Le problème du « tout à l’auto » reste entier. Le transport routier est responsable du tiers de toutes les émissions de gaz à effet de serre (GES) au Québec, et le parc automobile augmente plus vite que la population : 30,1 % de croissance pour les véhicules en circulation contre 16,7 % pour la population pour la période allant de 2006 à 2023. Les camions légers ont toujours la cote au Québec même s’ils sont plus énergivores que les voitures compactes ou sous-compactes. Les signes encourageants dans le changement des habitudes sur les routes sont plutôt rares. En 2023, le nombre d’automobiles et de camions légers électriques, à hydrogènes et hybride avait bondi de 66 % pour atteindre plus de 247 000 unités. C’est encore peu : à peine 5 % du parc automobile.

Oubliez la cible promise pour arriver à ce que 100 % des nouvelles voitures vendues soient des modèles électriques d’ici 2035. C’est encore un mirage caquiste promis sans conviction ni sens de direction. D’abord sous le leadership de Bernard Drainville, puis sous celui de la nouvelle ministre de l’Environnement, Pascale Déry, le gouvernement a décidé de faire des cadeaux à l’industrie automobile, sans même s’en cacher.

Poursuivant dans le pas indolent de son prédécesseur, la ministre Déry a réduit à 80 % les quotas de vente de véhicules neufs sans émissions polluantes, histoire de réduire la pression sur le portefeuille des Québécois. C’est plutôt la situation financière des constructeurs et des concessionnaires automobiles qu’elle allège ainsi.

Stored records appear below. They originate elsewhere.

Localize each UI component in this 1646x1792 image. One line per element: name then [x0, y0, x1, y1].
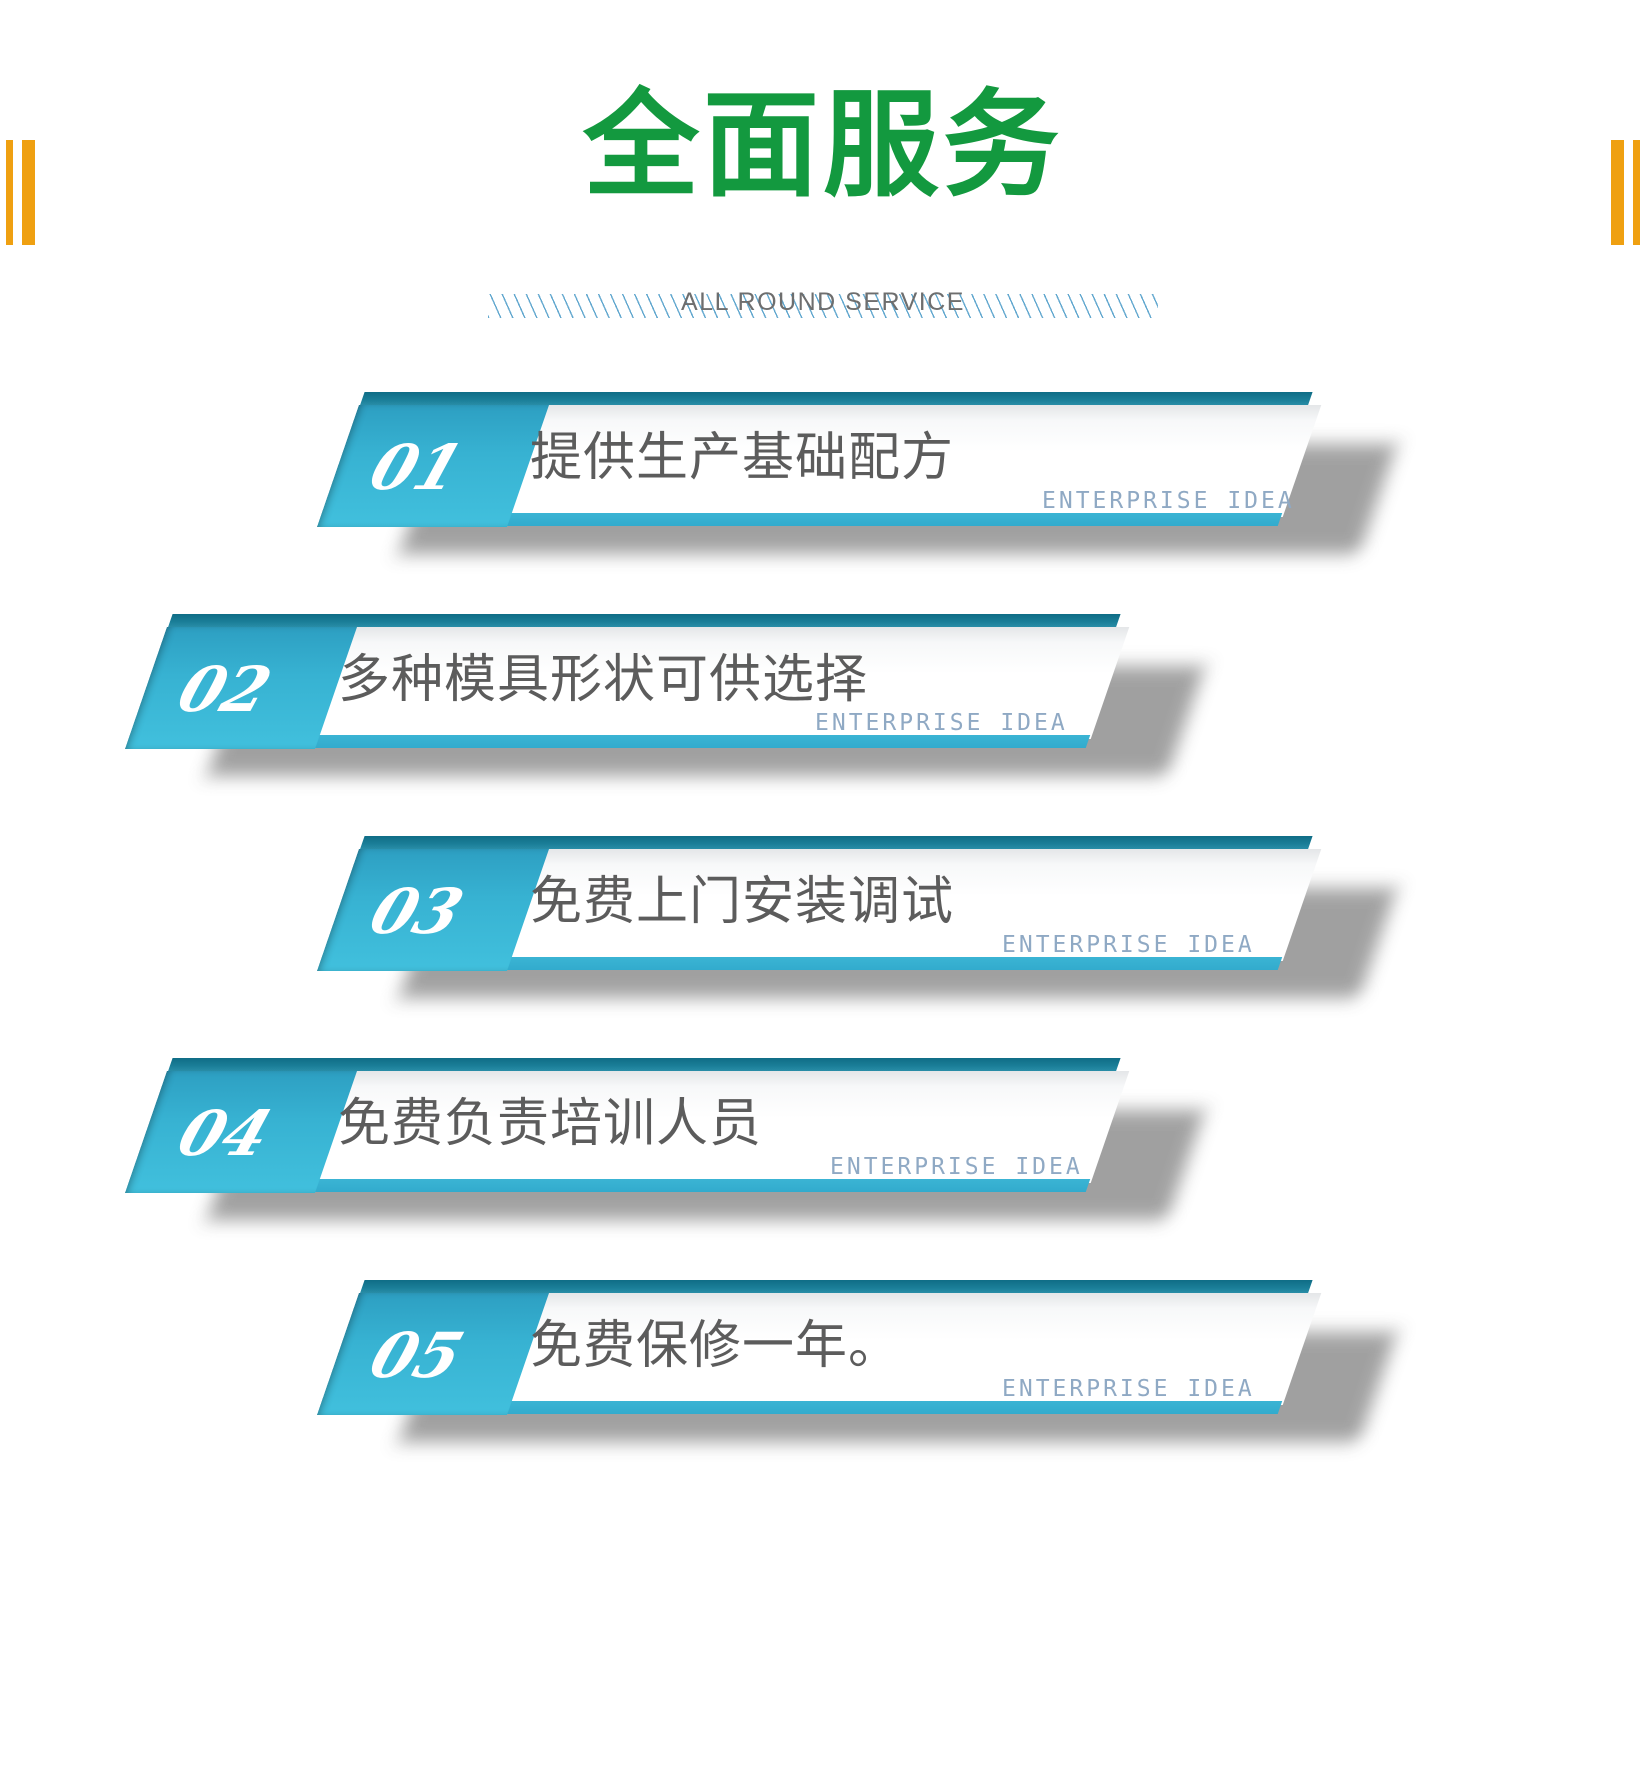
row-watermark: ENTERPRISE IDEA	[1042, 488, 1295, 514]
row-label: 免费上门安装调试	[530, 870, 954, 935]
page-subtitle: ALL ROUND SERVICE	[681, 288, 965, 317]
row-label: 免费保修一年。	[530, 1314, 901, 1379]
row-number: 04	[171, 1103, 279, 1165]
row-number: 02	[171, 659, 279, 721]
row-label: 提供生产基础配方	[530, 426, 954, 491]
row-number: 05	[363, 1325, 471, 1387]
row-watermark: ENTERPRISE IDEA	[830, 1154, 1083, 1180]
row-label: 免费负责培训人员	[338, 1092, 762, 1157]
row-number: 03	[363, 881, 471, 943]
row-watermark: ENTERPRISE IDEA	[815, 710, 1068, 736]
service-list: 01 提供生产基础配方 ENTERPRISE IDEA 02 多种模具形状可供选…	[0, 0, 1646, 1792]
row-watermark: ENTERPRISE IDEA	[1002, 1376, 1255, 1402]
row-label: 多种模具形状可供选择	[338, 648, 868, 713]
row-number: 01	[363, 437, 471, 499]
row-watermark: ENTERPRISE IDEA	[1002, 932, 1255, 958]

Selon l’étude d’impact de son propre ministère, les économies seront de courte durée. D’ici 2030, les consommateurs épongeront des coûts nets supplémentaires de 10,3 milliards de dollars en dépenses énergétiques, estime le MELCCFP. À cette somme s’ajoutera un coût social des émissions de GES et des polluants atmosphériques de 9,4 milliards d’ici 2035. En revanche, les constructeurs automobiles pourront réaliser des économies de 2,7 milliards.

L’analyste en mobilité durable chez Équiterre, Blandine Sebileau, résume à merveille la position du gouvernement Fréchette dans ce dossier. « On va encore faire un cadeau à l’industrie et la population va en payer les coûts. »

Le nombre de véhicules électriques sur les routes du Québec s’en ressentira inévitablement. Québec visait la cible de 2 millions de VZE en 2030. L’analyse d’impact du ministère entrevoit plutôt un parc de véhicules verts de 1,2 million d’unités. Le manque à gagner représente un fardeau de quelque 3,2 mégatonnes qui pèse sur les objectifs de réduction des GES.

Le cabinet de la ministre Déry se targue que le Québec dispose encore de la norme VZE la plus ambitieuse en Amérique du Nord afin de garder le cap sur les objectifs climatiques. Prenons les choses autrement. L’auto solo, c’est encore près d’un déplacement sur deux sur nos routes. Autant sur le front de la gouvernance politique que sur nos choix individualistes, depuis plus de 15 ans, nous fonçons dans le mur en nous contant des histoires de transition énergétique.